When Michael Luttrell and Samantha Cucco married in 1992, they signed an agreement that if they divorced, Luttrell would provide support payments to Cucco until one of them died, or Cucco remarried or cohabited with someone else. Cucco, now in a relationship with another woman she is living with, says that doesn’t count as “cohabiting,” and the debate over how that word relates to same-sex couples went to the highest court in Virginia.
The statute at play in Luttrell and Cucco’s agreement states that a court can end the support payments when they have
…evidence that the spouse receiving support has been habitually cohabiting with another person in a relationship analogous to a marriage for one year or more
and Virginia case law defines “cohabiting” as living ” in the same house as married persons live together, or in the manner of husband and wife,” and also as “a man and woman liv[ing] continuously, or with some permanency, mutually assuming duties and obligations” similar to marriage.

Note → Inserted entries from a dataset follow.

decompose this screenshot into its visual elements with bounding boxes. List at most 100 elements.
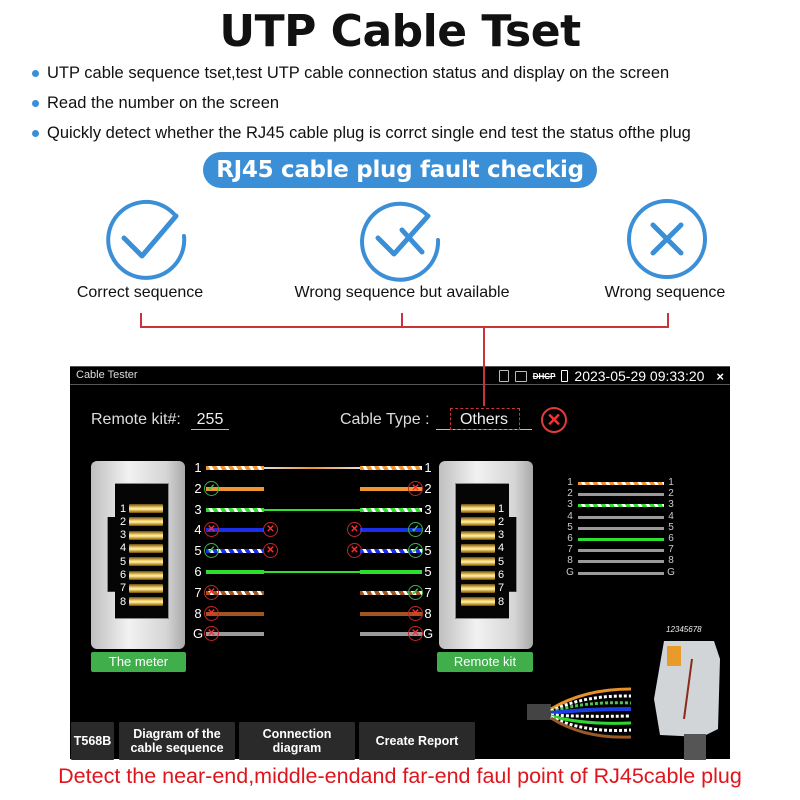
highlight-box — [450, 408, 520, 430]
near-end-fault-icon: ✕ — [204, 522, 219, 538]
the-meter-button[interactable]: The meter — [91, 652, 186, 672]
pin-number: 7 — [497, 582, 505, 595]
wire-left-number: 6 — [194, 564, 202, 579]
gold-pin-contact — [461, 504, 495, 513]
seq-wire — [578, 482, 664, 485]
wire-right-segment — [360, 466, 422, 470]
seq-left-number: 1 — [567, 477, 573, 488]
remote-kit-button[interactable]: Remote kit — [437, 652, 533, 672]
seq-wire — [578, 504, 664, 508]
battery-icon — [561, 370, 569, 382]
wire-left-number: 2 — [194, 480, 202, 496]
wire-right-number: 8 — [424, 605, 432, 621]
jack-pin-row: 5 — [117, 555, 163, 568]
seq-right-number: 4 — [668, 510, 674, 522]
gold-pin-contact — [461, 557, 495, 567]
jack-pin-row: 3 — [117, 529, 163, 542]
feature-item: UTP cable sequence tset,test UTP cable c… — [32, 58, 691, 88]
page-title: UTP Cable Tset — [219, 6, 581, 57]
near-end-ok-icon: ✓ — [204, 480, 219, 496]
seq-left-number: 2 — [567, 488, 573, 500]
status-bar: Cable Tester DHCP 2023-05-29 09:33:20 × — [70, 367, 730, 385]
seq-wire — [578, 538, 664, 541]
seq-right-number: G — [667, 566, 675, 578]
feature-item: Read the number on the screen — [32, 88, 691, 118]
connection-diagram-button[interactable]: Connection diagram — [239, 722, 355, 760]
far-end-fault-icon: ✕ — [408, 480, 423, 496]
far-end-ok-icon: ✓ — [408, 543, 423, 559]
middle-right-fault-icon: ✕ — [347, 522, 362, 538]
wire-right-number: 4 — [424, 522, 432, 538]
connector-line — [140, 313, 142, 327]
wire-left-segment — [206, 507, 264, 512]
wire-left-number: 8 — [194, 605, 202, 621]
feature-text: UTP cable sequence tset,test UTP cable c… — [47, 64, 670, 82]
seq-wire — [578, 515, 664, 519]
gold-pin-contact — [129, 557, 163, 567]
status-label-wrong-available: Wrong sequence but available — [294, 284, 510, 301]
gold-pin-contact — [129, 517, 163, 527]
wire-right-number: 5 — [424, 564, 432, 579]
feature-text: Quickly detect whether the RJ45 cable pl… — [47, 124, 691, 142]
middle-right-fault-icon: ✕ — [347, 543, 362, 559]
wire-left-number: 3 — [194, 501, 202, 517]
pin-number: 6 — [497, 569, 505, 581]
meter-jack: 12345678 — [91, 461, 185, 649]
pin-number: 3 — [119, 529, 127, 542]
close-button[interactable]: × — [716, 369, 724, 384]
rj45-plug-image — [527, 641, 720, 760]
remote-kit-label: Remote kit#: — [91, 411, 181, 428]
cable-sequence-diagram-button[interactable]: Diagram of the cable sequence — [119, 722, 235, 760]
jack-pin-row: 2 — [461, 515, 507, 528]
near-end-fault-icon: ✕ — [204, 605, 219, 621]
jack-pin-row: 4 — [117, 542, 163, 554]
wire-right-number: G — [423, 626, 434, 642]
sd-card-icon — [498, 370, 509, 382]
dhcp-off-icon: DHCP — [532, 371, 556, 381]
gold-pin-contact — [129, 583, 163, 593]
cable-tester-screen: Cable Tester DHCP 2023-05-29 09:33:20 × … — [70, 366, 730, 760]
pin-number: 2 — [497, 515, 505, 528]
gold-pin-contact — [129, 570, 163, 580]
gold-pin-contact — [461, 583, 495, 593]
create-report-button[interactable]: Create Report — [359, 722, 475, 760]
far-end-fault-icon: ✕ — [408, 605, 423, 621]
seq-wire — [578, 526, 664, 530]
far-end-fault-icon: ✕ — [408, 626, 423, 642]
wire-left-number: G — [193, 626, 204, 642]
seq-left-number: 5 — [567, 521, 573, 533]
wire-right-number: 3 — [424, 501, 432, 517]
jack-pin-row: 5 — [461, 556, 507, 568]
seq-right-number: 1 — [668, 477, 674, 488]
seq-left-number: 3 — [567, 499, 573, 511]
seq-left-number: 6 — [567, 533, 573, 544]
seq-wire — [578, 549, 664, 553]
gold-pin-contact — [129, 597, 163, 607]
jack-pin-row: 2 — [117, 515, 163, 528]
seq-left-number: 4 — [567, 510, 573, 522]
seq-wire — [578, 493, 664, 497]
middle-left-fault-icon: ✕ — [263, 522, 278, 538]
wire-middle-segment — [264, 571, 360, 573]
jack-pin-row: 7 — [117, 582, 163, 594]
near-end-ok-icon: ✓ — [204, 543, 219, 559]
check-circle-icon — [106, 199, 187, 280]
screen-off-icon — [514, 370, 527, 382]
wire-right-segment — [360, 507, 422, 512]
fault-checking-banner: RJ45 cable plug fault checkig — [203, 152, 597, 188]
t568b-button[interactable]: T568B — [71, 722, 114, 760]
connector-line — [140, 326, 669, 328]
pin-number: 5 — [119, 555, 127, 568]
jack-pin-row: 8 — [461, 595, 507, 608]
pin-number: 2 — [119, 515, 127, 528]
pin-number: 4 — [497, 542, 505, 555]
pin-number: 8 — [497, 595, 505, 608]
jack-pin-row: 1 — [461, 503, 507, 515]
check-cross-circle-icon — [360, 201, 441, 282]
cable-type-label: Cable Type : — [340, 411, 430, 428]
wire-middle-segment — [264, 508, 360, 511]
connector-line — [483, 326, 485, 406]
gold-pin-contact — [461, 543, 495, 553]
wire-right-number: 1 — [424, 460, 432, 475]
middle-left-fault-icon: ✕ — [263, 543, 278, 559]
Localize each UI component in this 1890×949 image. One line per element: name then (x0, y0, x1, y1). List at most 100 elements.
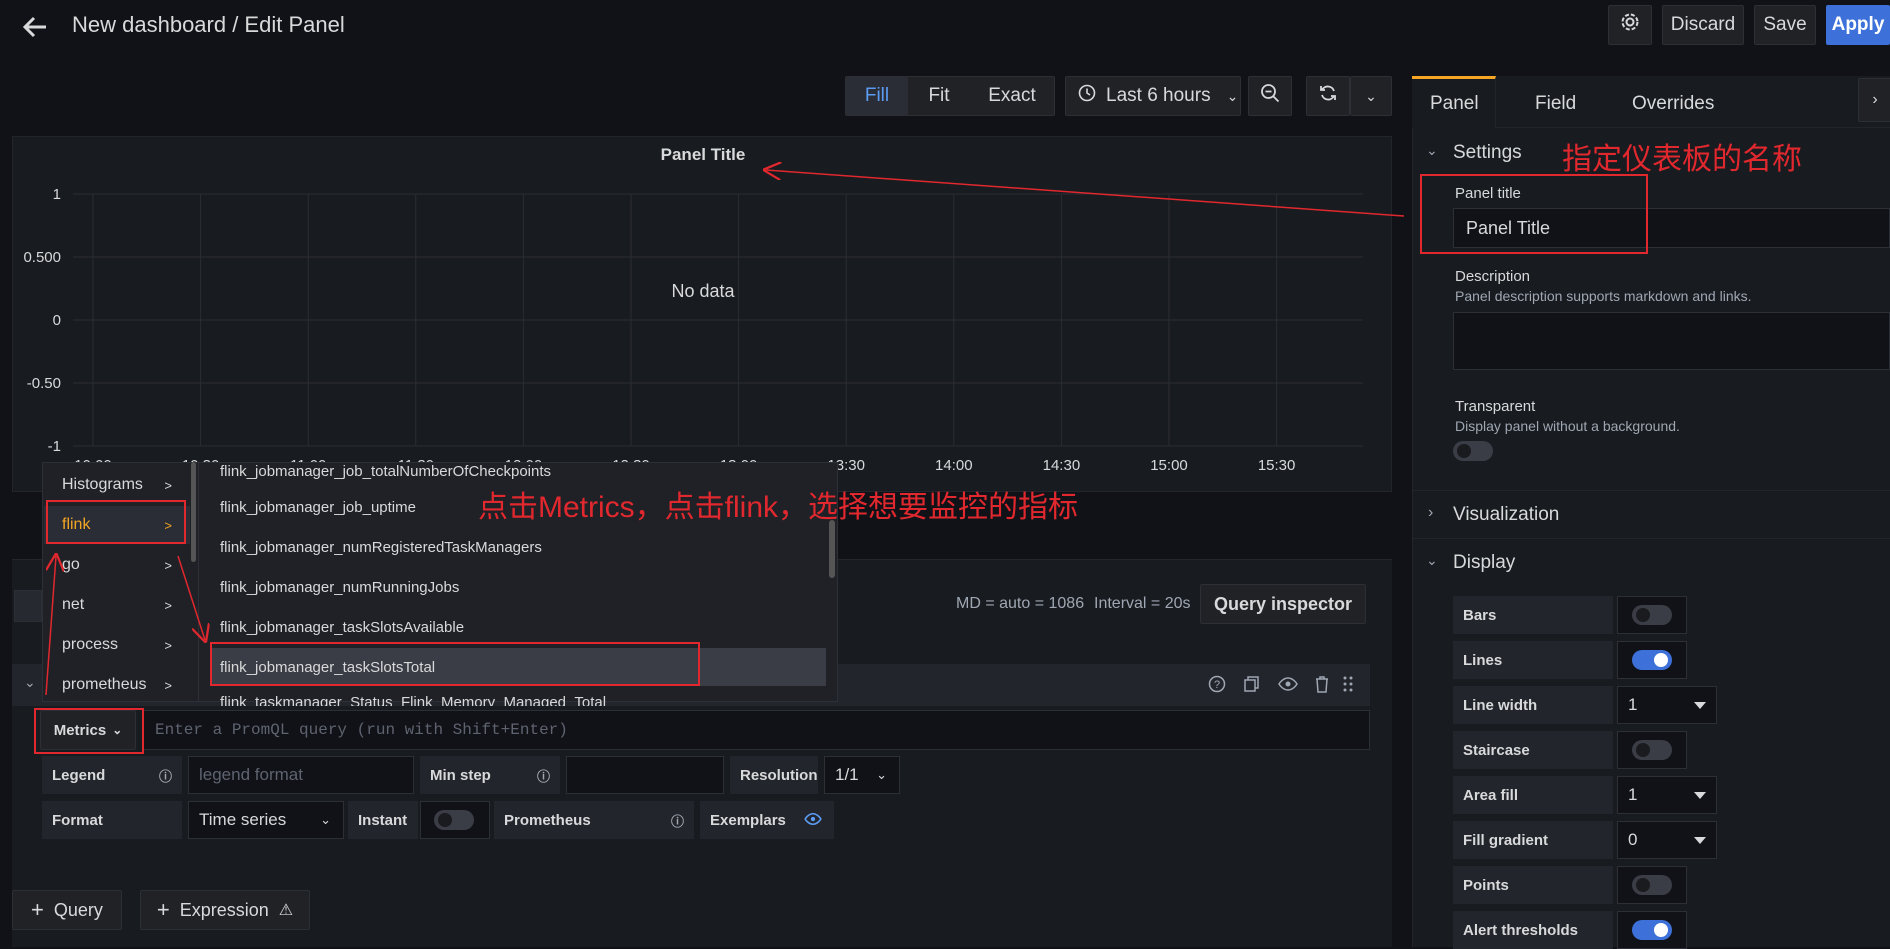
legend-format-input[interactable]: legend format (188, 756, 414, 794)
option-label: Bars (1453, 596, 1613, 634)
menu-item-label: net (62, 596, 85, 613)
zoom-out-button[interactable] (1248, 76, 1292, 116)
resolution-label: Resolution (730, 756, 818, 794)
gear-icon (1620, 12, 1640, 38)
trash-icon[interactable] (1314, 675, 1330, 698)
eye-icon[interactable] (804, 812, 822, 830)
option-toggle[interactable] (1632, 920, 1672, 940)
collapse-pane-button[interactable]: › (1858, 78, 1890, 122)
menu-item-category[interactable]: net > (44, 586, 190, 624)
section-divider (1412, 490, 1890, 491)
option-select-value: 1 (1628, 695, 1638, 714)
annotation-box-metrics-button (34, 708, 144, 754)
settings-button[interactable] (1608, 5, 1652, 45)
option-select-value: 0 (1628, 830, 1638, 849)
option-select[interactable]: 1 (1617, 776, 1717, 814)
option-label: Staircase (1453, 731, 1613, 769)
x-tick-label: 15:00 (1150, 457, 1188, 474)
back-arrow-icon[interactable] (20, 12, 50, 42)
drag-handle-icon[interactable] (1342, 675, 1354, 698)
chevron-right-icon: > (164, 557, 172, 573)
menu-item-label: prometheus (62, 676, 147, 693)
option-toggle[interactable] (1632, 650, 1672, 670)
caret-down-icon (1694, 837, 1706, 844)
info-icon: ⓘ (670, 813, 684, 829)
apply-button[interactable]: Apply (1826, 5, 1890, 45)
instant-label: Instant (348, 801, 418, 839)
display-section-title[interactable]: Display (1453, 552, 1515, 574)
section-divider (1412, 538, 1890, 539)
settings-section-title[interactable]: Settings (1453, 142, 1522, 164)
metric-option[interactable]: flink_jobmanager_numRunningJobs (212, 568, 826, 606)
menu-scrollbar[interactable] (191, 462, 196, 562)
query-inspector-button[interactable]: Query inspector (1200, 584, 1366, 624)
exemplars-label: Exemplars (700, 801, 834, 839)
option-toggle[interactable] (1632, 740, 1672, 760)
transparent-label: Transparent (1455, 398, 1536, 415)
annotation-box-panel-title (1420, 174, 1648, 254)
time-picker[interactable]: Last 6 hours ⌄ (1065, 76, 1241, 116)
chevron-down-icon[interactable]: ⌄ (1426, 142, 1438, 159)
eye-icon[interactable] (1278, 676, 1298, 697)
option-toggle[interactable] (1632, 605, 1672, 625)
submenu-scrollbar[interactable] (829, 520, 835, 578)
option-label: Area fill (1453, 776, 1613, 814)
y-tick-label: 0 (53, 312, 61, 329)
chart-canvas: 10.5000-0.50-110:0010:3011:0011:3012:001… (23, 186, 1363, 474)
chevron-right-icon: > (164, 677, 172, 693)
tab-field[interactable]: Field (1535, 93, 1576, 115)
option-select-value: 1 (1628, 785, 1638, 804)
chevron-right-icon[interactable]: › (1428, 504, 1433, 522)
format-select[interactable]: Time series ⌄ (188, 801, 344, 839)
resolution-select[interactable]: 1/1 ⌄ (824, 756, 900, 794)
promql-input[interactable]: Enter a PromQL query (run with Shift+Ent… (142, 710, 1370, 750)
save-button[interactable]: Save (1754, 5, 1816, 45)
help-icon[interactable]: ? (1208, 675, 1226, 698)
discard-button[interactable]: Discard (1662, 5, 1744, 45)
option-label: Line width (1453, 686, 1613, 724)
menu-item-category[interactable]: process > (44, 626, 190, 664)
duplicate-icon[interactable] (1243, 675, 1261, 698)
metric-option[interactable]: flink_jobmanager_taskSlotsAvailable (212, 608, 826, 646)
x-tick-label: 14:30 (1043, 457, 1081, 474)
tab-overrides[interactable]: Overrides (1632, 93, 1714, 115)
y-tick-label: 1 (53, 186, 61, 203)
fill-button[interactable]: Fill (846, 77, 908, 115)
min-step-input[interactable] (566, 756, 724, 794)
zoom-out-icon (1260, 83, 1280, 109)
page-title: New dashboard / Edit Panel (72, 12, 345, 37)
fit-button[interactable]: Fit (910, 77, 968, 115)
annotation-name-note: 指定仪表板的名称 (1562, 143, 1802, 176)
refresh-button[interactable] (1306, 76, 1350, 116)
refresh-interval-dropdown[interactable]: ⌄ (1350, 76, 1392, 116)
min-step-label: Min step ⓘ (420, 756, 560, 794)
menu-item-category[interactable]: prometheus > (44, 666, 190, 704)
menu-item-label: process (62, 636, 119, 653)
option-select[interactable]: 0 (1617, 821, 1717, 859)
metric-option[interactable]: flink_taskmanager_Status_Flink_Memory_Ma… (212, 688, 826, 706)
transparent-hint: Display panel without a background. (1455, 418, 1680, 434)
add-query-button[interactable]: + Query (12, 890, 122, 930)
transparent-toggle[interactable] (1453, 441, 1493, 461)
option-toggle[interactable] (1632, 875, 1672, 895)
menu-item-category[interactable]: go > (44, 546, 190, 584)
metric-option[interactable]: flink_jobmanager_numRegisteredTaskManage… (212, 528, 826, 566)
interval-info: Interval = 20s (1094, 595, 1191, 612)
chevron-down-icon[interactable]: ⌄ (1426, 552, 1438, 569)
datasource-icon[interactable] (14, 590, 42, 622)
menu-item-category[interactable]: Histograms > (44, 466, 190, 504)
legend-label: Legend ⓘ (42, 756, 182, 794)
chevron-down-icon[interactable]: ⌄ (24, 674, 36, 691)
menu-item-label: Histograms (62, 476, 143, 493)
description-textarea[interactable] (1453, 312, 1890, 370)
option-label: Alert thresholds (1453, 911, 1613, 949)
chevron-right-icon: > (164, 637, 172, 653)
instant-toggle[interactable] (434, 810, 474, 830)
exact-button[interactable]: Exact (970, 77, 1054, 115)
metric-option[interactable]: flink_jobmanager_job_totalNumberOfCheckp… (212, 462, 826, 480)
panel-preview: Panel Title 10.5000-0.50-110:0010:3011:0… (12, 136, 1392, 492)
chevron-down-icon: ⌄ (876, 767, 887, 782)
option-select[interactable]: 1 (1617, 686, 1717, 724)
add-expression-button[interactable]: + Expression ⚠ (140, 890, 310, 930)
visualization-section-title[interactable]: Visualization (1453, 504, 1559, 526)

Because the cases using those definitions referred to male-female relationships, the lower courts ruled that they didn’t apply to Cucco’s situation and held that Luttrell had to continue making support payments.
The Virginia Court of Appeals felt differently, saying that the statute was intentionally gender-neutral, because an early draft of the law specified cohabitation between a man and a woman, and that language had been removed. The court also said that applying different standards to same-sex and opposite-sex relationships could not have been the law’s intention.
The ACLU of Virginia represented Mr. Luttrell in the case. In a statement, Gail Deady, a legal fellow at the ACLU, said, “The court made the correct ruling in this case, which is to recognize that all laws regarding marriage must be applied equally regardless of the gender of the individuals involved.”